FLASH: Light-activated hypericin ointment gets high marks in early-stage mycosis fungoides
Photodynamic therapy (PDT) using topically applied hypericin 0.25% is effective against early-stage patch and plaque lesions in patients with mycosis fungoides−cutaneous T-cell lymphoma (MF/CTCL), while having a favourable safety profile, as shown in the phase III FLASH trial.
Compared with placebo, hypericin PDT yielded a much higher index lesion response rate (ILRR) after 6 weeks of treatment (16 percent vs 4 percent; p=0.04), the primary endpoint. ILRR was defined as ≥50 percent improvement in modified Composite Assessment of Index Lesion Severity (mCAILS) score for cycle 1. [JAMA Dermatol 2022;doi:10.1001/jamadermatol.2022.2749]
“The ILRR increased to 40 percent in patients who received two cycles of hypericin PDT (p<0.001 vs cycle 1 hypericin) and to 49 percent after three cycles (p<0.001 vs cycle 1 hypericin),” according to a group of US-based researchers.
In the hypericin group, two patients achieved a complete clinical response (CR) after cycle one, an additional seven patients after cycle two, and then seven more patients after cycle three. Clinical responses were similar in subgroups defined by age, sex, race disease stage, time since diagnosis, and number of prior therapies.
“Importantly, treatment benefit [with hypericin] was similar in patch and plaque lesions, suggesting enhanced depth of penetration with visible light spectrum wavelengths, which would be an advantage over some current MF/CTCL skin-directed therapies,” the researchers said.
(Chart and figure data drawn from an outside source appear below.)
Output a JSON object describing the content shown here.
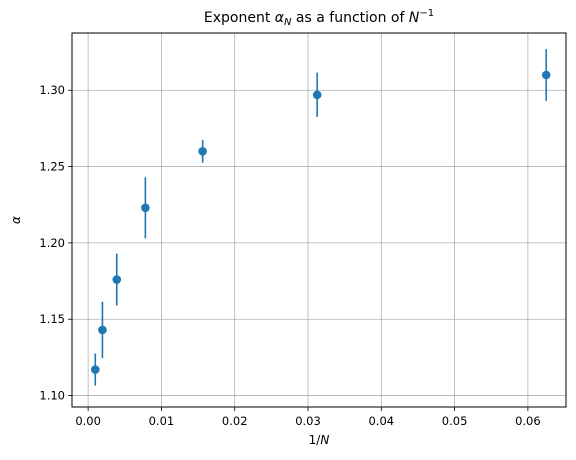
{
  "chart_data": {
    "type": "scatter",
    "title": "Exponent α_N as a function of N^−1",
    "title_parts": {
      "prefix": "Exponent ",
      "alpha": "α",
      "alpha_sub": "N",
      "middle": " as a function of ",
      "n": "N",
      "n_sup": "−1"
    },
    "xlabel": "1/N",
    "xlabel_parts": {
      "prefix": "1/",
      "var": "N"
    },
    "ylabel": "α",
    "xlim": [
      -0.0022,
      0.0652
    ],
    "ylim": [
      1.0925,
      1.3375
    ],
    "grid": true,
    "marker_color": "#1f77b4",
    "xticks": [
      {
        "value": 0.0,
        "label": "0.00"
      },
      {
        "value": 0.01,
        "label": "0.01"
      },
      {
        "value": 0.02,
        "label": "0.02"
      },
      {
        "value": 0.03,
        "label": "0.03"
      },
      {
        "value": 0.04,
        "label": "0.04"
      },
      {
        "value": 0.05,
        "label": "0.05"
      },
      {
        "value": 0.06,
        "label": "0.06"
      }
    ],
    "yticks": [
      {
        "value": 1.1,
        "label": "1.10"
      },
      {
        "value": 1.15,
        "label": "1.15"
      },
      {
        "value": 1.2,
        "label": "1.20"
      },
      {
        "value": 1.25,
        "label": "1.25"
      },
      {
        "value": 1.3,
        "label": "1.30"
      }
    ],
    "points": [
      {
        "x": 0.0009766,
        "y": 1.117,
        "yerr": 0.0105
      },
      {
        "x": 0.0019531,
        "y": 1.143,
        "yerr": 0.0185
      },
      {
        "x": 0.0039063,
        "y": 1.176,
        "yerr": 0.017
      },
      {
        "x": 0.0078125,
        "y": 1.223,
        "yerr": 0.02
      },
      {
        "x": 0.015625,
        "y": 1.26,
        "yerr": 0.0075
      },
      {
        "x": 0.03125,
        "y": 1.297,
        "yerr": 0.0145
      },
      {
        "x": 0.0625,
        "y": 1.31,
        "yerr": 0.017
      }
    ]
  }
}
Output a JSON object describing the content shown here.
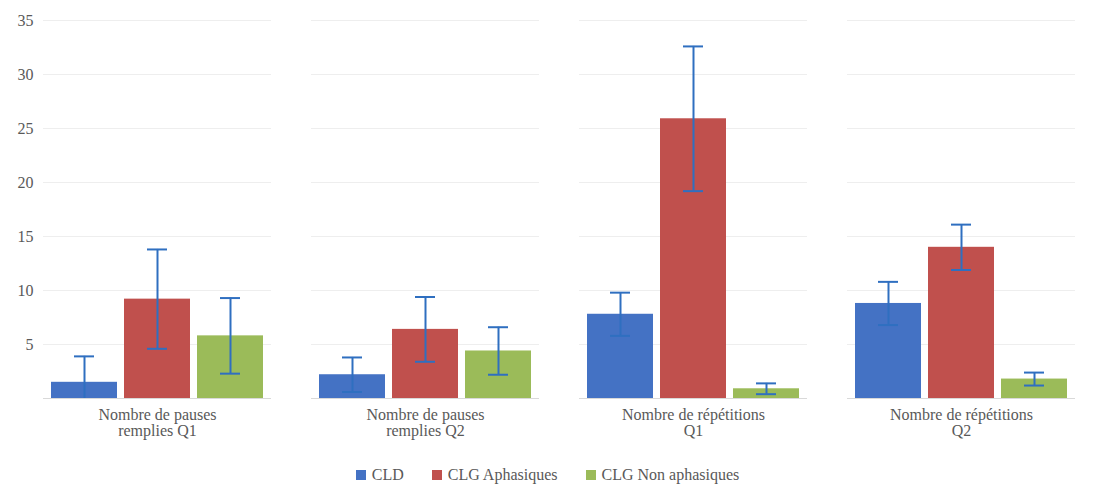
{
  "chart_data": {
    "type": "bar",
    "categories": [
      "Nombre de pauses remplies Q1",
      "Nombre de pauses remplies Q2",
      "Nombre de répétitions Q1",
      "Nombre de répétitions Q2"
    ],
    "series": [
      {
        "name": "CLD",
        "color": "#4472c4",
        "values": [
          1.5,
          2.2,
          7.8,
          8.8
        ],
        "errors": [
          2.4,
          1.6,
          2,
          2
        ]
      },
      {
        "name": "CLG Aphasiques",
        "color": "#c0504d",
        "values": [
          9.2,
          6.4,
          25.9,
          14
        ],
        "errors": [
          4.6,
          3,
          6.7,
          2.1
        ]
      },
      {
        "name": "CLG Non aphasiques",
        "color": "#9bbb59",
        "values": [
          5.8,
          4.4,
          0.9,
          1.8
        ],
        "errors": [
          3.5,
          2.2,
          0.5,
          0.6
        ]
      }
    ],
    "ylim": [
      0,
      35
    ],
    "yticks": [
      5,
      10,
      15,
      20,
      25,
      30,
      35
    ],
    "grid": true,
    "legend": "bottom"
  }
}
In terms of safety, hypericin PDT had an acceptable safety profile and showed no evidence of systemic absorption. The most common treatment-related adverse events (AEs) were mild local skin (13.5–17.3 percent across cycles 1–3 of hypericin vs 10.5 percent for placebo in cycle 1) and application-site reactions (3.2–6.9 percent across cycles 1–3 of hypericin vs 4 percent for placebo in cycle 1). None of the patients developed any drug-related serious AEs.
FLASH randomized 169 early-stage MF/CTCL patients (mean age 58.4 years, 57.8 percent men, 72.3 percent White) to receive hypericin PDT (n=116) or placebo (n=50) in cycle 1. Each index lesion was coated with the ointment, then covered with opaque dressing or clothing for 18 to 24 hours, followed by administration of visible light (range, 500 to 650 nm). In cycle 2, all patients received the active drug to the index lesions for 6 weeks. Cycle 3 treatment was optional, but in any case, the active drug was administered in both index and additional lesions for 6 weeks.
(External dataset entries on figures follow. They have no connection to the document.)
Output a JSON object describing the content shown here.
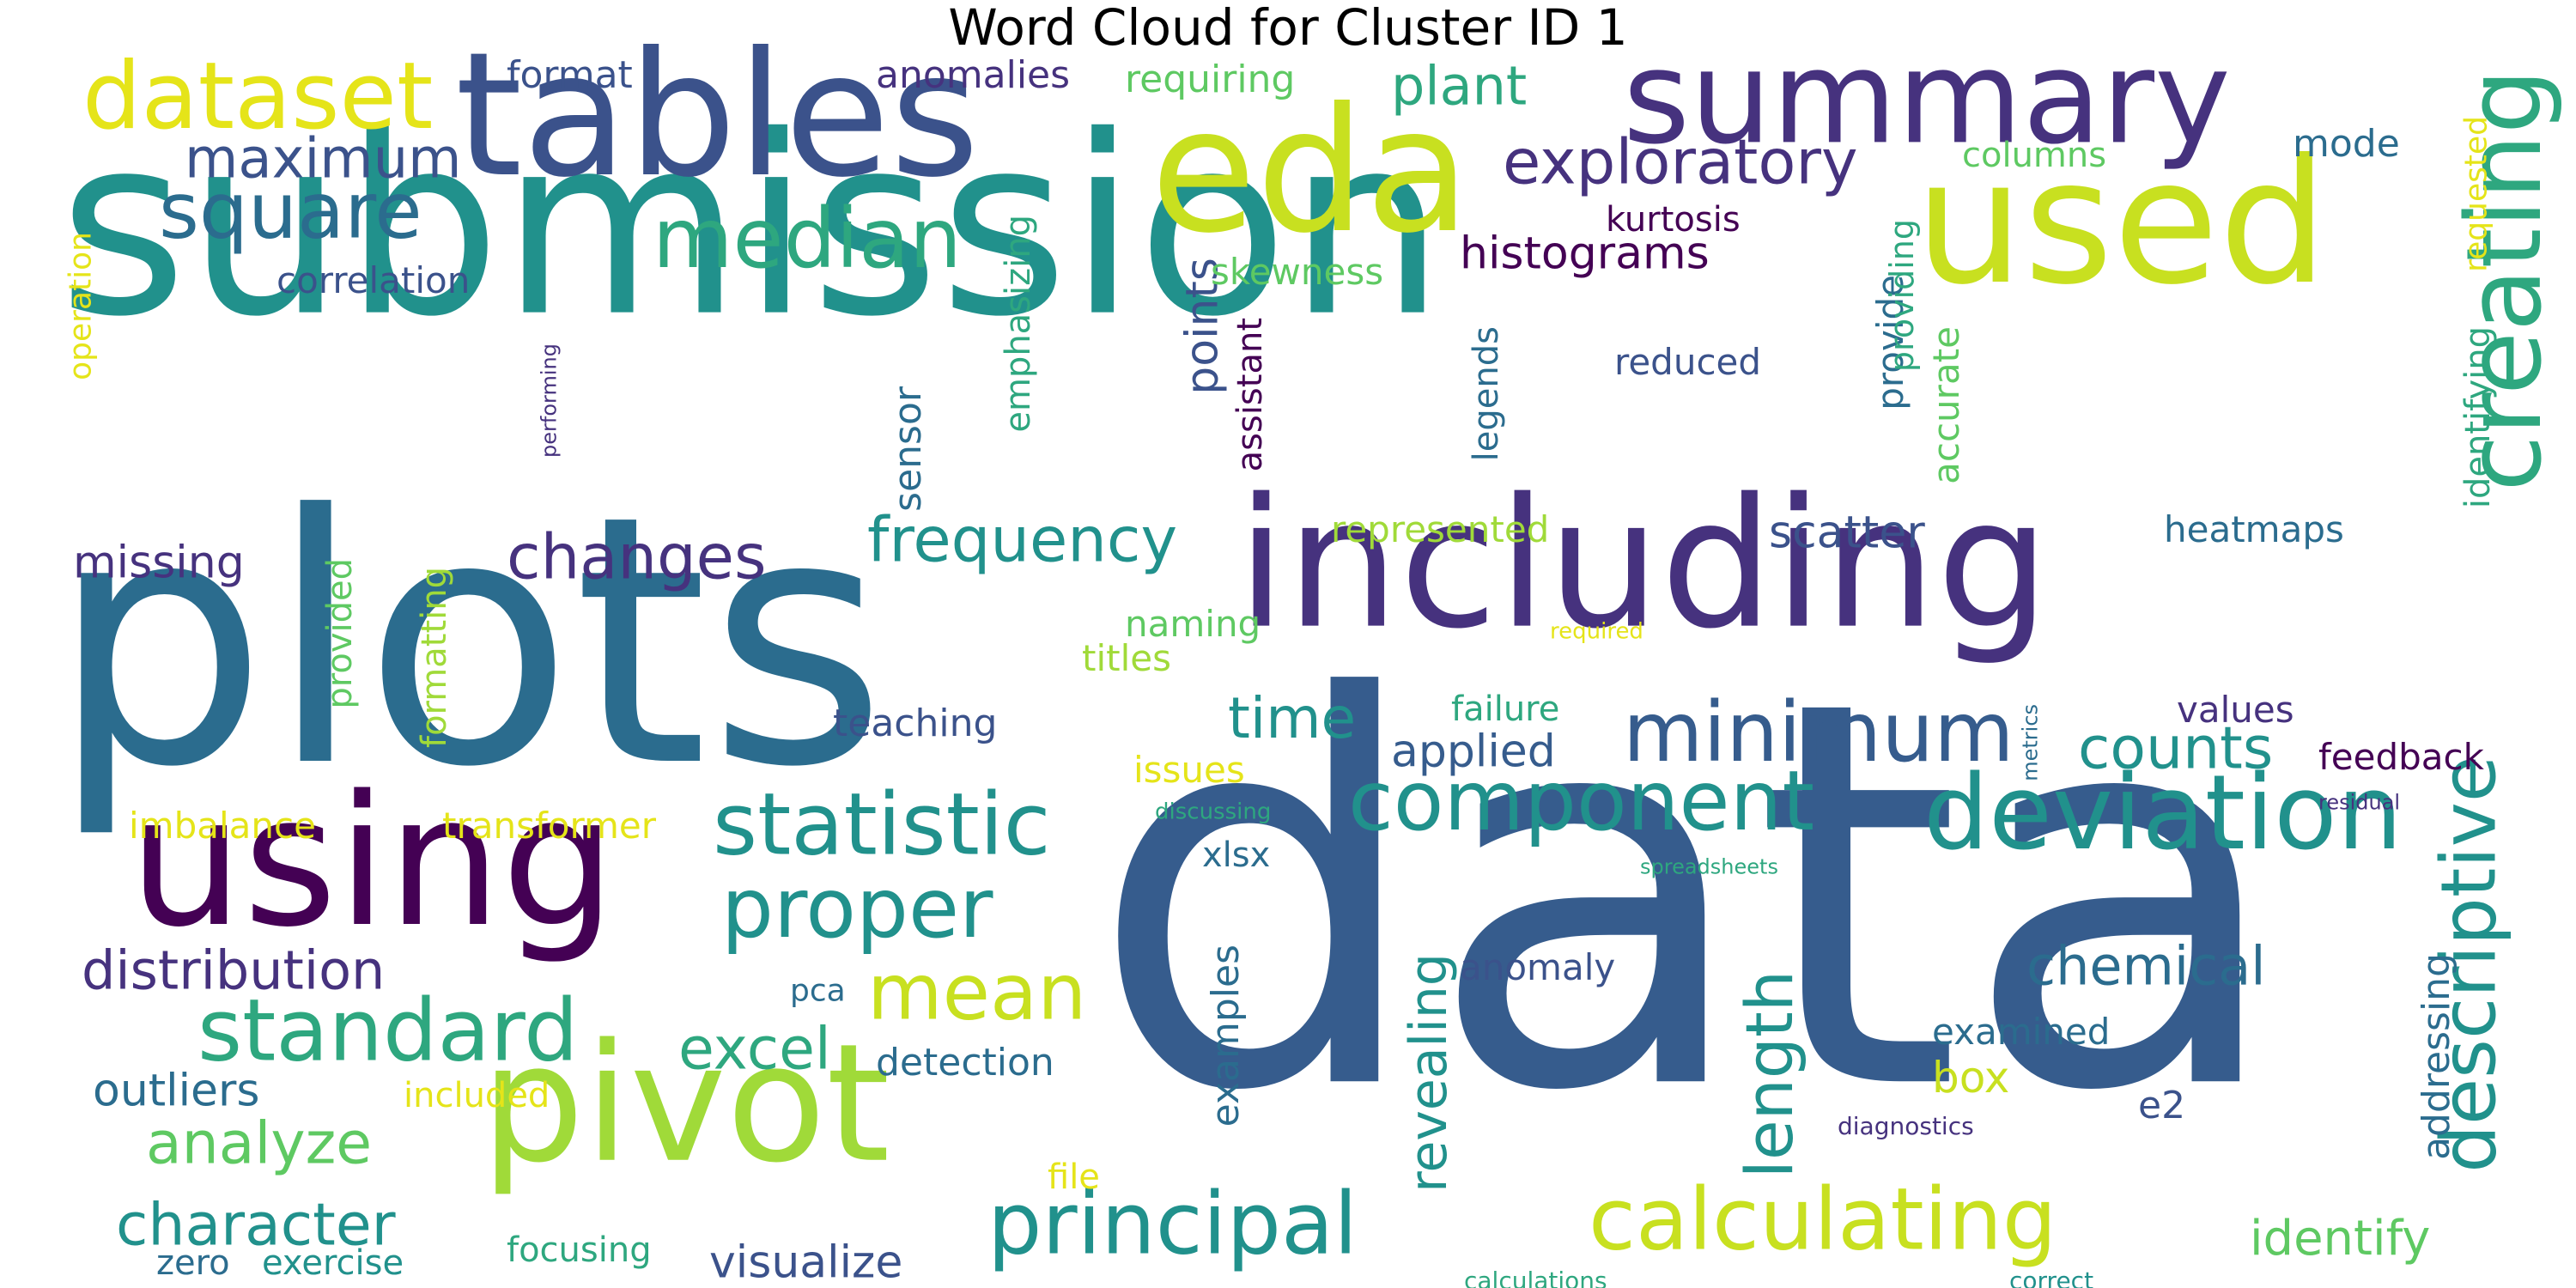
{
  "title": "Word Cloud for Cluster ID 1",
  "palette": {
    "dark_purple": "#440154",
    "indigo": "#46327e",
    "slate_blue": "#365c8d",
    "steel_blue": "#2b6c8e",
    "teal": "#21918c",
    "sea_green": "#2ea77f",
    "green": "#5ec962",
    "lime": "#a0da39",
    "yellow_green": "#c8e020",
    "yellow": "#e5e419"
  },
  "words": [
    {
      "text": "submission",
      "color": "#21918c"
    },
    {
      "text": "data",
      "color": "#365c8d"
    },
    {
      "text": "plots",
      "color": "#2b6c8e"
    },
    {
      "text": "including",
      "color": "#46327e"
    },
    {
      "text": "tables",
      "color": "#3b528b"
    },
    {
      "text": "eda",
      "color": "#c8e020"
    },
    {
      "text": "used",
      "color": "#c8e020"
    },
    {
      "text": "summary",
      "color": "#46327e"
    },
    {
      "text": "using",
      "color": "#440154"
    },
    {
      "text": "pivot",
      "color": "#a0da39"
    },
    {
      "text": "dataset",
      "color": "#e5e419"
    },
    {
      "text": "creating",
      "color": "#2ea77f"
    },
    {
      "text": "deviation",
      "color": "#21918c"
    },
    {
      "text": "statistic",
      "color": "#21918c"
    },
    {
      "text": "component",
      "color": "#21918c"
    },
    {
      "text": "minimum",
      "color": "#365c8d"
    },
    {
      "text": "median",
      "color": "#2ea77f"
    },
    {
      "text": "calculating",
      "color": "#c8e020"
    },
    {
      "text": "principal",
      "color": "#21918c"
    },
    {
      "text": "standard",
      "color": "#2ea77f"
    },
    {
      "text": "proper",
      "color": "#21918c"
    },
    {
      "text": "mean",
      "color": "#c8e020"
    },
    {
      "text": "square",
      "color": "#2b6c8e"
    },
    {
      "text": "exploratory",
      "color": "#46327e"
    },
    {
      "text": "frequency",
      "color": "#21918c"
    },
    {
      "text": "descriptive",
      "color": "#21918c"
    },
    {
      "text": "changes",
      "color": "#46327e"
    },
    {
      "text": "maximum",
      "color": "#3b528b"
    },
    {
      "text": "plant",
      "color": "#2ea77f"
    },
    {
      "text": "time",
      "color": "#21918c"
    },
    {
      "text": "counts",
      "color": "#21918c"
    },
    {
      "text": "length",
      "color": "#21918c"
    },
    {
      "text": "excel",
      "color": "#2ea77f"
    },
    {
      "text": "character",
      "color": "#21918c"
    },
    {
      "text": "analyze",
      "color": "#5ec962"
    },
    {
      "text": "distribution",
      "color": "#46327e"
    },
    {
      "text": "chemical",
      "color": "#2b6c8e"
    },
    {
      "text": "identify",
      "color": "#5ec962"
    },
    {
      "text": "histograms",
      "color": "#440154"
    },
    {
      "text": "scatter",
      "color": "#3b528b"
    },
    {
      "text": "applied",
      "color": "#365c8d"
    },
    {
      "text": "missing",
      "color": "#46327e"
    },
    {
      "text": "revealing",
      "color": "#21918c"
    },
    {
      "text": "points",
      "color": "#3b528b"
    },
    {
      "text": "outliers",
      "color": "#2b6c8e"
    },
    {
      "text": "visualize",
      "color": "#3b528b"
    },
    {
      "text": "box",
      "color": "#c8e020"
    },
    {
      "text": "format",
      "color": "#3b528b"
    },
    {
      "text": "anomalies",
      "color": "#46327e"
    },
    {
      "text": "requiring",
      "color": "#5ec962"
    },
    {
      "text": "columns",
      "color": "#5ec962"
    },
    {
      "text": "mode",
      "color": "#2b6c8e"
    },
    {
      "text": "kurtosis",
      "color": "#440154"
    },
    {
      "text": "correlation",
      "color": "#3b528b"
    },
    {
      "text": "skewness",
      "color": "#5ec962"
    },
    {
      "text": "reduced",
      "color": "#3b528b"
    },
    {
      "text": "heatmaps",
      "color": "#2b6c8e"
    },
    {
      "text": "represented",
      "color": "#a0da39"
    },
    {
      "text": "naming",
      "color": "#5ec962"
    },
    {
      "text": "titles",
      "color": "#a0da39"
    },
    {
      "text": "teaching",
      "color": "#3b528b"
    },
    {
      "text": "failure",
      "color": "#2ea77f"
    },
    {
      "text": "values",
      "color": "#46327e"
    },
    {
      "text": "feedback",
      "color": "#440154"
    },
    {
      "text": "issues",
      "color": "#e5e419"
    },
    {
      "text": "imbalance",
      "color": "#e5e419"
    },
    {
      "text": "transformer",
      "color": "#e5e419"
    },
    {
      "text": "xlsx",
      "color": "#2b6c8e"
    },
    {
      "text": "pca",
      "color": "#2b6c8e"
    },
    {
      "text": "anomaly",
      "color": "#3b528b"
    },
    {
      "text": "examined",
      "color": "#2b6c8e"
    },
    {
      "text": "detection",
      "color": "#2b6c8e"
    },
    {
      "text": "included",
      "color": "#e5e419"
    },
    {
      "text": "file",
      "color": "#e5e419"
    },
    {
      "text": "zero",
      "color": "#2b6c8e"
    },
    {
      "text": "exercise",
      "color": "#21918c"
    },
    {
      "text": "focusing",
      "color": "#2ea77f"
    },
    {
      "text": "e2",
      "color": "#3b528b"
    },
    {
      "text": "operation",
      "color": "#e5e419"
    },
    {
      "text": "performing",
      "color": "#46327e"
    },
    {
      "text": "sensor",
      "color": "#2b6c8e"
    },
    {
      "text": "emphasizing",
      "color": "#2ea77f"
    },
    {
      "text": "assistant",
      "color": "#440154"
    },
    {
      "text": "legends",
      "color": "#2b6c8e"
    },
    {
      "text": "provide",
      "color": "#2b6c8e"
    },
    {
      "text": "accurate",
      "color": "#5ec962"
    },
    {
      "text": "providing",
      "color": "#2ea77f"
    },
    {
      "text": "requested",
      "color": "#e5e419"
    },
    {
      "text": "identifying",
      "color": "#2ea77f"
    },
    {
      "text": "provided",
      "color": "#5ec962"
    },
    {
      "text": "formatting",
      "color": "#a0da39"
    },
    {
      "text": "examples",
      "color": "#2b6c8e"
    },
    {
      "text": "addressing",
      "color": "#2b6c8e"
    },
    {
      "text": "required",
      "color": "#e5e419"
    },
    {
      "text": "discussing",
      "color": "#2ea77f"
    },
    {
      "text": "metrics",
      "color": "#2b6c8e"
    },
    {
      "text": "spreadsheets",
      "color": "#2ea77f"
    },
    {
      "text": "residual",
      "color": "#46327e"
    },
    {
      "text": "diagnostics",
      "color": "#46327e"
    },
    {
      "text": "calculations",
      "color": "#2ea77f"
    },
    {
      "text": "correct",
      "color": "#21918c"
    }
  ]
}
“Hypericin PDT has a similar treatment schedule to traditional UV phototherapy but is more targeted to skin surface area and requires a light panel in the 500–650 nm spectrum that is potentially safer in patients with severe actinic skin damage and skin cancer history. Because hypericin PDT requires occlusion 12–24 hours after hypericin application, its use may be limited in certain anatomic sites (face), although site application limitations exist for all other current MF/CTCL skin-directed therapies (eg, topical chemotherapy not used in body folds or the central face),” according to the researchers.
“Hypericin PDT is also potentially suited for administration with an at-home light unit and could be a valuable user-friendly option to improve access to treatment for patients who live far from a healthcare centre and/or prefer the shift away from in-office treatments that occurred during the COVID-19 pandemic,” they added.
The study was limited by the inability to assess clinical response with respect to skin pigmentation (Fitzpatrick scale), as well as clinical or histologic subtypes of MF/CTCL (eg, folliculotropic). The researchers pointed out that the next step in the study is to evaluate clinical response and AEs with continuous hypericin PDT treatment without the 2-week rest periods and for longer durations to reflect real-world practice.